The other implication, and the one that I think the authors accept here, is that sexual liberation has actually been about equally bad for everyone, including middle and upper class women, but that these women have had resources to compensate for the setbacks it might otherwise have caused for them. For example, they had parents who could help raise their children so they can finish school, or, as single mothers, they have more assets in childrearing to fall back on than poor women. In addition, wealthier single mothers are more likely to raise their children in environments where single motherhood is the exception, and their children can free-ride to some extent on the general familial stability of the extended family and the neighborhood.

And finally, as the authors point out, the divorce rate is actually much lower among the educated class than those without college degrees, which suggests, among other things, that "liberation" works itself out somewhat differently among the educated than among those w/o a college education. Judging at least by its behavior, the educated class seems to believe that, whatever you might choose to do before having children, single motherhood is inherently a bad idea (at least for their own children) and not merely an unfairly stigmatized cultural decision.

Phoebe said...

So does this mean you don't agree with the comparison of social-conservative commentators with postmodern-left academics?

It strikes me as a stretch to blame effective, available birth control for out-of-wedlock births, and as patronizing to suggest that only well-to-do women (and men) can figure out how to combine abstinence and birth control in such a way that they only have the kids they intend to. Whatever incidental ill effects one can (indirectly) pin on the Sexual Revolution, the positives (few of which are class-specific) are straightforward enough: women can leave miserable or abusive relationships; potential contributors to science, law, medicine, (and of course French-Jewish studies, the most pressing of all) have doubled; housewives whose husbands leave them can enter the workforce; women can enjoy sex (in a pre-BC age, fear of unwanted pregnancy could impede not just promiscuity but enjoyment within a monogamous relationship or a marriage); and so on.

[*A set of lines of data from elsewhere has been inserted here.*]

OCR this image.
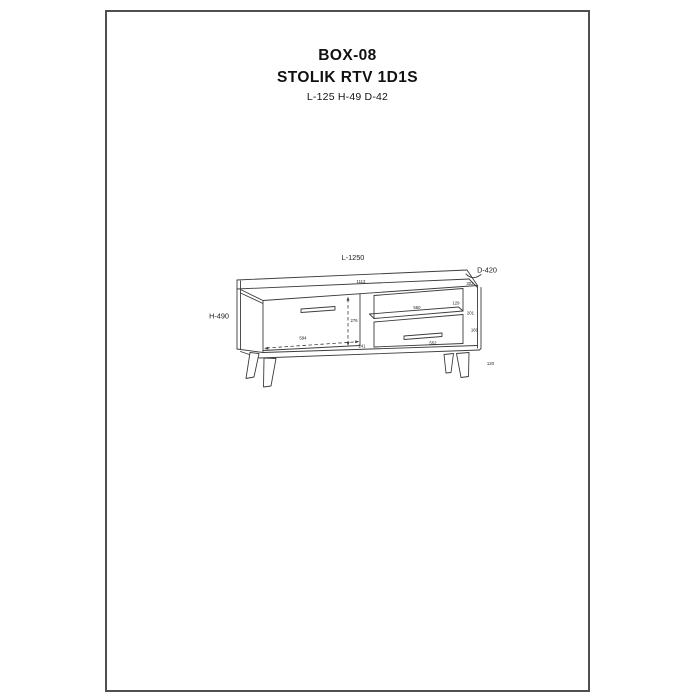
BOX-08
STOLIK RTV 1D1S
L-125 H-49 D-42
L-1250
D-420
H-490
1113	302
129
560
201
276
594
241
552
160
120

Also, the pre-Pill age was not the era of restraint it's been made out to be, there were just fewer women satisfying men's urges; thus men's diminished interest today in visiting prostitutes. In that sense, the Pill promotes wholesome behavior.

And finally, it could be that the stable marriages one sees among upper-middle-class Americans are as happy and stable as they are not despite the Sexual Revolution but because of it. Perhaps, when both the man and the woman work outside the home, the pair have more to talk about. Maybe it helps, not hinders, relationships for the couple to have premarital sex, rather than for the woman to remain chaste and the man to seek out fun with the local skank, professional or amateur.

X. Trapnel said...

Do you really think this view of 3rd world feminism is really dominant among leftists, leftist academics, or even "postmodern-left academics"? Seriously?

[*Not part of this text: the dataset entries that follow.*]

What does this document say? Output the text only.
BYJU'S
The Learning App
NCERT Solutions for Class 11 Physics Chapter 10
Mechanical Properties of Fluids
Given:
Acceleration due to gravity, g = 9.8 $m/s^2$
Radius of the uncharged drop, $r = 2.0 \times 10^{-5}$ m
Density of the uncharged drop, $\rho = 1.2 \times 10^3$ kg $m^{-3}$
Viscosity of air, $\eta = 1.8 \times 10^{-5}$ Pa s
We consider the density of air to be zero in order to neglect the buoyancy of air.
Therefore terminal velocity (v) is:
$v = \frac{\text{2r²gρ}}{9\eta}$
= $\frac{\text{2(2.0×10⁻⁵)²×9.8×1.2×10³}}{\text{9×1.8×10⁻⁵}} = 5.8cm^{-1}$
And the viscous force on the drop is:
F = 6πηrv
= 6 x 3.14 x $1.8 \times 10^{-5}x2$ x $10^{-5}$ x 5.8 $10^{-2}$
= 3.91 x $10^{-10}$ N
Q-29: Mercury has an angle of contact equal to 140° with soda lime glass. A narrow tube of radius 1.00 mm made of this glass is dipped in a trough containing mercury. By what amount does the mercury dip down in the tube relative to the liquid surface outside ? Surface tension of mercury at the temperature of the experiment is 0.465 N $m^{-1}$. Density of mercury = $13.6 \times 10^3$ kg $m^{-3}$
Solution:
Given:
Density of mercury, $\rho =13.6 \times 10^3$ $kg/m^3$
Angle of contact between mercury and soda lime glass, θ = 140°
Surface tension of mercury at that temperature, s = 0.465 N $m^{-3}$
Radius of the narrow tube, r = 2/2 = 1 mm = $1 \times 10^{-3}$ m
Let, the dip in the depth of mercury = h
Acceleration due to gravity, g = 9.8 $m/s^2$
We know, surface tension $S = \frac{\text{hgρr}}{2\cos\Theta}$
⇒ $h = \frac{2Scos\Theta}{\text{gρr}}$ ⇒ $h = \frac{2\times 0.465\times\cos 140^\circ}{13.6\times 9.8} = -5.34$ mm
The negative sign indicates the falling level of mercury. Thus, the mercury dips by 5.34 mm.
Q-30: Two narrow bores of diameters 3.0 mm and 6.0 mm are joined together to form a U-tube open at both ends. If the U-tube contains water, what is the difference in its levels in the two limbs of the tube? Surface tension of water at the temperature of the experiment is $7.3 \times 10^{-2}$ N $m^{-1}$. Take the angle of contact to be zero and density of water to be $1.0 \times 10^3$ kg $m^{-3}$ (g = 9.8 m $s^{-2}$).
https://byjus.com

I'm hardly an expert on such matters, but my impression is rather that anti-colonialist leftists seek rather to show that, A, context matters a lot, so understanding just how social practices result in women's subordination requires more than a cursory look; and B, even if that weren't true, attempting to impose the right set of standards through international pressures is often counterproductive.

Everyone participating in this 1997 debate on "Feminism and Multiculturalism," for example, is on The Left, but few of the responses seem to take the position you describe (Sander Gilman may be an exception).